Miles Vorkosigan is determined to find a way to clean the soil and make Vashnoi livable again. Ekaterin has joined firces with another scientist to breed insects that are not only resistant to radioactivity, but are capable of eating soil, plants, and other organic matter, extracting the dangerous isotopes, and depositing them in concentrated packets that can be collected and dealt with as radioactive waste, leaving behind clean matter that can serve as fertiliser.

But when Ekayerin and her team start on-site trials, strange events interfere with the testing protocols. Half of the ‘radbugs’ disappear, and further investigation reveals that a small group of humans have been living - and dying - inside the contaminated area.
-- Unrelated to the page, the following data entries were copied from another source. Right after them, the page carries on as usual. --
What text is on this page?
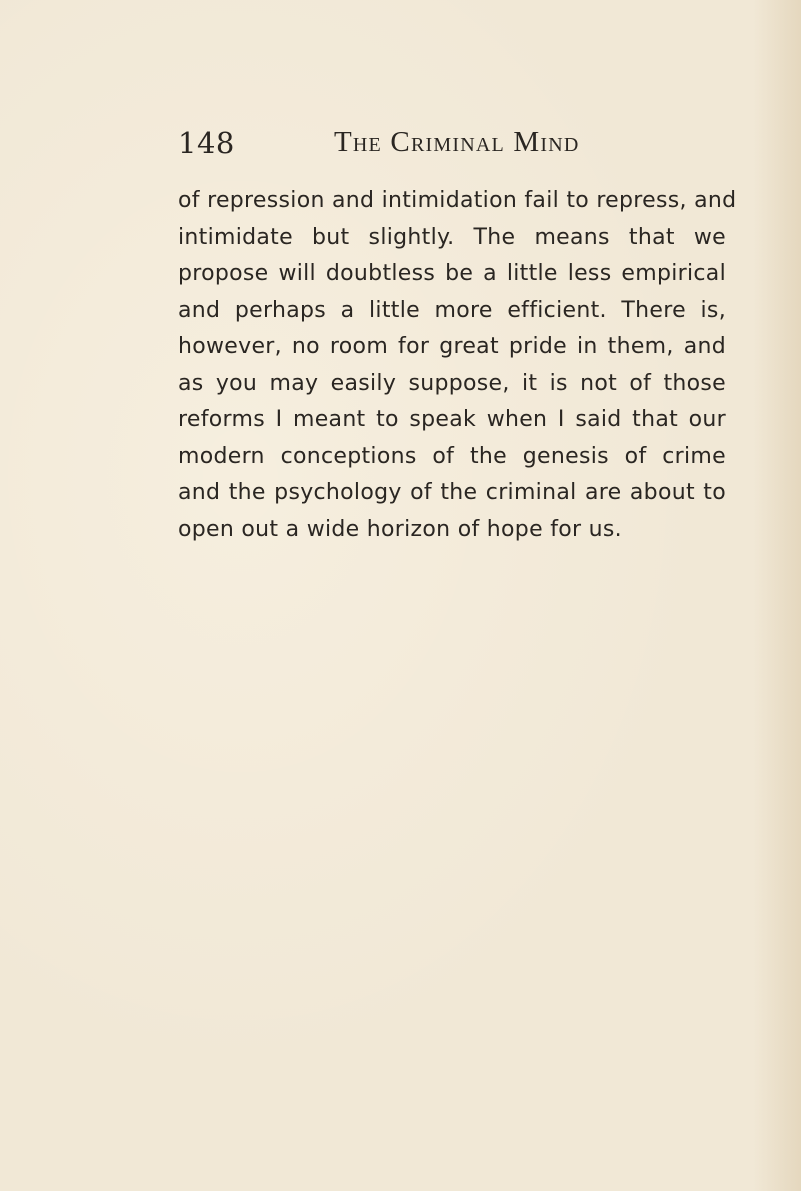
148	The Criminal Mind
of repression and intimidation fail to repress, and
intimidate but slightly. The means that we
propose will doubtless be a little less empirical
and perhaps a little more efficient. There is,
however, no room for great pride in them, and
as you may easily suppose, it is not of those
reforms I meant to speak when I said that our
modern conceptions of the genesis of crime
and the psychology of the criminal are about to
open out a wide horizon of hope for us.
Mostly children born ‘different’ and abandoned in the unsafe zone - since the war, Barrayar’s people have had both a higher than average rate of children born with genetic defects, and a culture that rejects imperfect children - generations have been nurtured, protected, and buried by a bitter woman who chose exile in the ruin of Vashnoi over execution for and her own unborn child.

Ekaterin’s dreams of creating a garden where Vashnoi once stood entwine with her hope to save the last of the inhabitants of Vashnoi’s ruins in this latest installment in the Vorgosigan story that explores the roles of both technology and human tenacity in the struggle for survival and rebirth.